The bolivar it has depreciated 72.54% so far in 2021 and this Friday six zeros are removed.
But in Puerto Concha, the national currency matters little or nothing. In recent years, they have become familiar with Colombian pesos, that they wear every day.
“Here the bolivar has already made history”, remarks Jonatan Morán, 32, a farm worker, from the counter of a warehouse full of Colombian products, cheaper than local products.
“I don’t even know the new bolivar that’s out, and I don’t want to know either. So that?”, he asks himself dryly, in dialogue with the AFP.
There are residents of the city who remember that before the conversion decreed by dictator Nicolás Maduro in 2018, the second of the Chavista era, many left with buckets full of tickets to do their shopping.
DOLLARIZATION
With this new monetary “reprocessing”, “Venezuela becomes the Latin American country that has eliminated the most zeros from its currency”, emphasizes economist José Manuel Puente, convinced that in a few months the cycle will repeat itself and that the new bolivar will again lag behind.

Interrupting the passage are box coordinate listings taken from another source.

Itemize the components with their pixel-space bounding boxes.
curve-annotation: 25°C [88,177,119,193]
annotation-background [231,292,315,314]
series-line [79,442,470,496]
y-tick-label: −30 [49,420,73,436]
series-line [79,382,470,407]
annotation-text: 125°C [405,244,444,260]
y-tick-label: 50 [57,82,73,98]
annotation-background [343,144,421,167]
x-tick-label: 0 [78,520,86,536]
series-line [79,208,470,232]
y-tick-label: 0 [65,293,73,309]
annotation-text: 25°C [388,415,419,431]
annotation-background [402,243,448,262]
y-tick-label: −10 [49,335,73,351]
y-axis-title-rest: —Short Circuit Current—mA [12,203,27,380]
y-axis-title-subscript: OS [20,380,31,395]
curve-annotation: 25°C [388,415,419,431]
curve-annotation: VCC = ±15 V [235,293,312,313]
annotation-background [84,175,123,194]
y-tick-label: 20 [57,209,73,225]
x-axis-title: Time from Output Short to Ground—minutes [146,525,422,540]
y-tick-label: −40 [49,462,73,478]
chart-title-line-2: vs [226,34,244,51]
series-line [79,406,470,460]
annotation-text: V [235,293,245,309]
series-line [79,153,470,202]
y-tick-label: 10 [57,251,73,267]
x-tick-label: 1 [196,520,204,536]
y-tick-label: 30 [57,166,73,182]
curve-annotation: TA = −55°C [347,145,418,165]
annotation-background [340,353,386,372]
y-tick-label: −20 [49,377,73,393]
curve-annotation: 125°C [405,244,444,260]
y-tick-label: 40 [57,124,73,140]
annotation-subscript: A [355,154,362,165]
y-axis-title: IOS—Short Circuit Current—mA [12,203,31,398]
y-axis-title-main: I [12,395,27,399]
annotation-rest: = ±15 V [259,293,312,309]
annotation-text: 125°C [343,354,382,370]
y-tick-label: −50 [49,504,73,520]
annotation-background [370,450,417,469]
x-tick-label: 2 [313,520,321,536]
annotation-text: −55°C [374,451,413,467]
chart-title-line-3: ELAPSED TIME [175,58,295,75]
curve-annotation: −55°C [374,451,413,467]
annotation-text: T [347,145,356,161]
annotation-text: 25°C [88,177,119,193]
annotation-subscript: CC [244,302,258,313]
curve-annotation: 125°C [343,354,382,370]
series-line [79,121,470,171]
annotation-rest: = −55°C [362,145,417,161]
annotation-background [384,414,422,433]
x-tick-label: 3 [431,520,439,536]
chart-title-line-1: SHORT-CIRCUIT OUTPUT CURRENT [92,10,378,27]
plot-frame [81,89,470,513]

This instability has widened the use of the Colombian peso in border states, while the country is experiencing de facto dollarization, that although it contradicts the “anti-Yankee narrative” of Chavismo, Puente points out, it is seen as an “escape valve” in the face of an economy with eight years of recession and four of hyperinflation.
Being a neighboring region of Colombia, many tend to change dollars to pesos in Puerto Concha, as this makes it easier to shop at retail, which does not happen with the greenback, because informal dollarization limits the flow of low-denomination notes and complicates operations.
“At the moment, the peso is more beneficial than the bolivar, because the bolivar does not give us», Says María Martínez, a 38-year-old lottery saleswoman, who hides her face with a sweater to protect herself from the sun.
The use of the bolivar has been practically limited to transactions with debit cards, due to a chronic lack of cash, necessary for the main activities of the city: fishing, cattle ranching and plantain planting.
There are no figures on the amount of Colombian pesos circulating in the Venezuelan economy. Instead, private sector estimates consider that in the country transactions in dollars represent 70% of transactions.